The author is a national news reporter of the JoongAng Ilbo.
The emergency martial law that lasted for six hours on Dec. 3 and 4 was marked with unconstitutional and illegal elements. Most constitutional scholars agree that the requirement to declare martial law was not met. The current situation cannot be deemed a “state of emergency or war, or equivalent national crisis” as stipulated in Article 77 of the Constitution. It is hard to say that the reasons the president mentioned — for instance, the opposition party’s budget bill reduction and the impeachment of the head of the Board of Audit and Inspection and prosecutors — can be considered a national emergency. These issues should be politically resolved. It is controversial whether the cabinet meeting to deliberate martial law was held properly.
It is also noted that he did not abide by Article 4 of the Martial Law Act, requiring the president to immediately notify the National Assembly without delay upon declaring martial law. He only made a live statement on television, and National Assembly Speaker Woo Won-sik said that the president did not notify the National Assembly.

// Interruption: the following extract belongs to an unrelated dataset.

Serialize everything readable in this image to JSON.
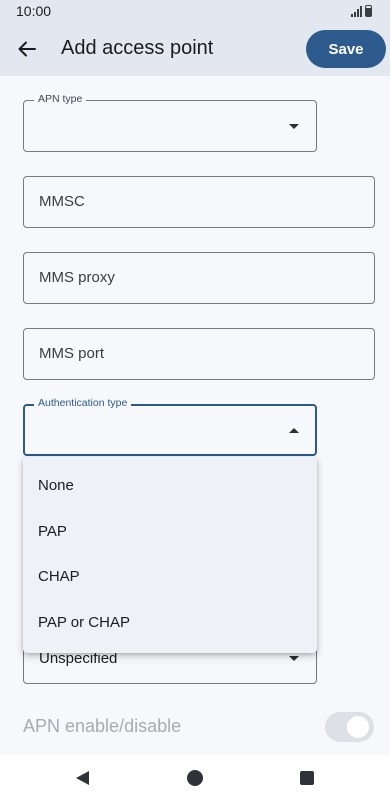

What’s more serious is the contents of martial law that bans the political activities of the National Assembly. The martial law command issued a decree prohibiting all political activities such as activities of the National Assembly, local councils, political parties, assembly and rallies. This not only directly violates Article 13 of the Martial Law Act stating, “During martial law, a lawmaker shall not be arrested or detained unless they are a current offender,” but also attempts to disable Article 77 of the Constitution, which stipulates that “If the National Assembly demands lifting martial law with the approval of a majority of the incumbent lawmakers, the president must lift it.”
Martial law forces attempted to carry out these orders at the scene. A total of 280 armed elite soldiers, including airborne troops, broke windows and entered the National Assembly building, confronting lawmakers and their aides. These actions were captured on the cameras of different media on the scene. The Supreme Court ruled that the case of former presidents Chun Doo Hwan and Roh Tae-woo obstructing National Assembly members’ attendance constituted a rebellion. Complaints are pouring in to investigation agencies calling for Yoon to be punished for rebellion. Even an incumbent president is subject to be prosecuted for the crime of rebellion. Discussion for impeaching Yoon is on the way.
The only comforting part is that we confirmed the self-sustaining power of Korean democracy. The constitution was not interrupted by the “presidential risk,” thanks to the lawmakers and citizens gathered at the National Assembly to neutralize emergency martial law. It is similar to the Tennis Court Oath of 1789. When the representatives of the Third Estate, or the commoners, opposed a tax increase, French King Louis XVI locked the National Assembly meeting room. The representatives moved to the tennis court and pledged that they would not separate and would reassemble whenever necessary. The Tennis Court Oath triggered the French Revolution. How will martial law change Korean society?